April 26, 2024

Should Costa’s course offerings be expanded?

By Megan Riordan
Staff Writer

The current course system that Mira Costa offers will prepare students adequately for college and allows for all students to excel in the classroom.

Currently, Costa provides students with academic courses greatly ranging in difficulty in order to reach both ends of the spectrum. Advanced Placement courses are available for students who want academic rigor and a fast-paced classroom. Honors and accelerated courses don’t provide the intense rigor of the AP courses but cover more material than the average College Prep course offered on campus.

Currently, Mira Costa students can take AP courses if they meet the requirements set by the classes’ respective departments. If they do not meet the prerequisites of the course, students are given the option to wave into the class with teacher consent, in most cases. Although many believe AP classes should be made more readily available to students, the AP courses are rightfully geared toward students who are not only academically interested but also capable of higher level thinking. Expanding AP classes to a broader range of students takes away from the academic rigor of the courses built by teachers and high-achieving peers.

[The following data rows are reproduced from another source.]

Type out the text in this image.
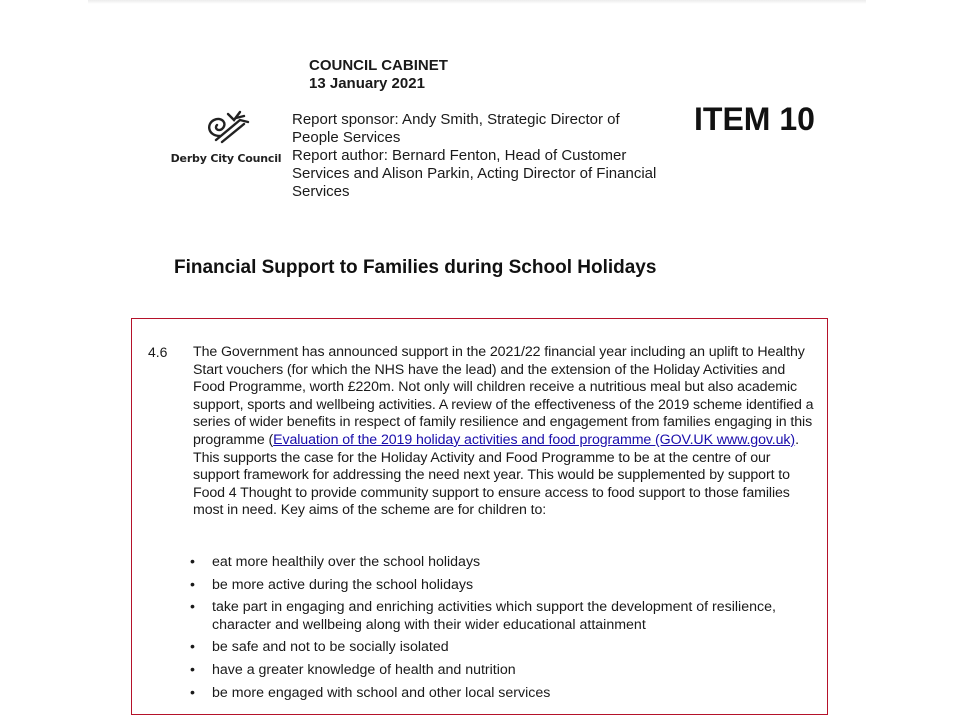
COUNCIL CABINET
13 January 2021
Derby City Council
Report sponsor: Andy Smith, Strategic Director of People Services
Report author: Bernard Fenton, Head of Customer Services and Alison Parkin, Acting Director of Financial Services
ITEM 10
Financial Support to Families during School Holidays
4.6 The Government has announced support in the 2021/22 financial year including an uplift to Healthy Start vouchers (for which the NHS have the lead) and the extension of the Holiday Activities and Food Programme, worth £220m. Not only will children receive a nutritious meal but also academic support, sports and wellbeing activities. A review of the effectiveness of the 2019 scheme identified a series of wider benefits in respect of family resilience and engagement from families engaging in this programme (Evaluation of the 2019 holiday activities and food programme (GOV.UK www.gov.uk). This supports the case for the Holiday Activity and Food Programme to be at the centre of our support framework for addressing the need next year. This would be supplemented by support to Food 4 Thought to provide community support to ensure access to food support to those families most in need. Key aims of the scheme are for children to:
• eat more healthily over the school holidays
• be more active during the school holidays
• take part in engaging and enriching activities which support the development of resilience, character and wellbeing along with their wider educational attainment
• be safe and not to be socially isolated
• have a greater knowledge of health and nutrition
• be more engaged with school and other local services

The lowering of prerequisites to allow more students to participate would challenge the rigor of such classes and would hurt more capable students. According to AP and CP Physics teacher Jonathan Lewis, even allowing students into advanced classes based on waiver forms alters how he teaches his AP and honors classes. When ill-prepared students enter his AP class, Lewis has to reteach basic concepts of the subject, leaving his class behind schedule. This additional review is unfair for prepared students because it makes it nearly impossible for the course to stay on schedule and hinders the learning process of those who are well-prepared.

Instead of being overloaded with too many AP classes or being overwhelmed in a single one, students can be adequately prepared for college in a CP class. Mira Costa Principal Dr. Ben Dale has been taking great strides to make CP classes focus better on the “middle student,” and for kids that had previously been placed in basic classes, Costa offers courses like Student Academic Support for extra help. Between SAS and CP options, as well as more challenging classes, the entire spectrum of students that attend Costa is covered.

A wider acceptance of students into AP courses would increase the amount of students per class, giving students less individual attention by the teacher. With a decrease in attention, not only will students that are well prepared for the class and that have met expectations not receive the attention necessary to thrive in the class, but students who greatly struggle in the class will find it hard to keep up in such a course.

Furthermore, the honors accelerated courses that Costa provides like Algebra 3/4 with Trig, Accelerated English 3-4, or Honors Chemistry give an excellent chance for students to challenge themselves if they are not quite ready for a full-on AP curriculum. They are a also a good middle ground for students who take one or more AP classes and don’t want to be overloaded in every subject they have a class in.
CP classes at Costa have been proven effective. The majority of students fill their classes mostly with CP classes, and Costa’s Academic Performance Index in the last five years has seen consistent annual increases. If it’s not broken, don’t fix it.

In order to have a productive learning environment, AP and CP classes must be separated and be distinguishable. The maintaining of CP classes is necessary to ensure an effective, predictable and focused learning environment for all types of Mira Costa students.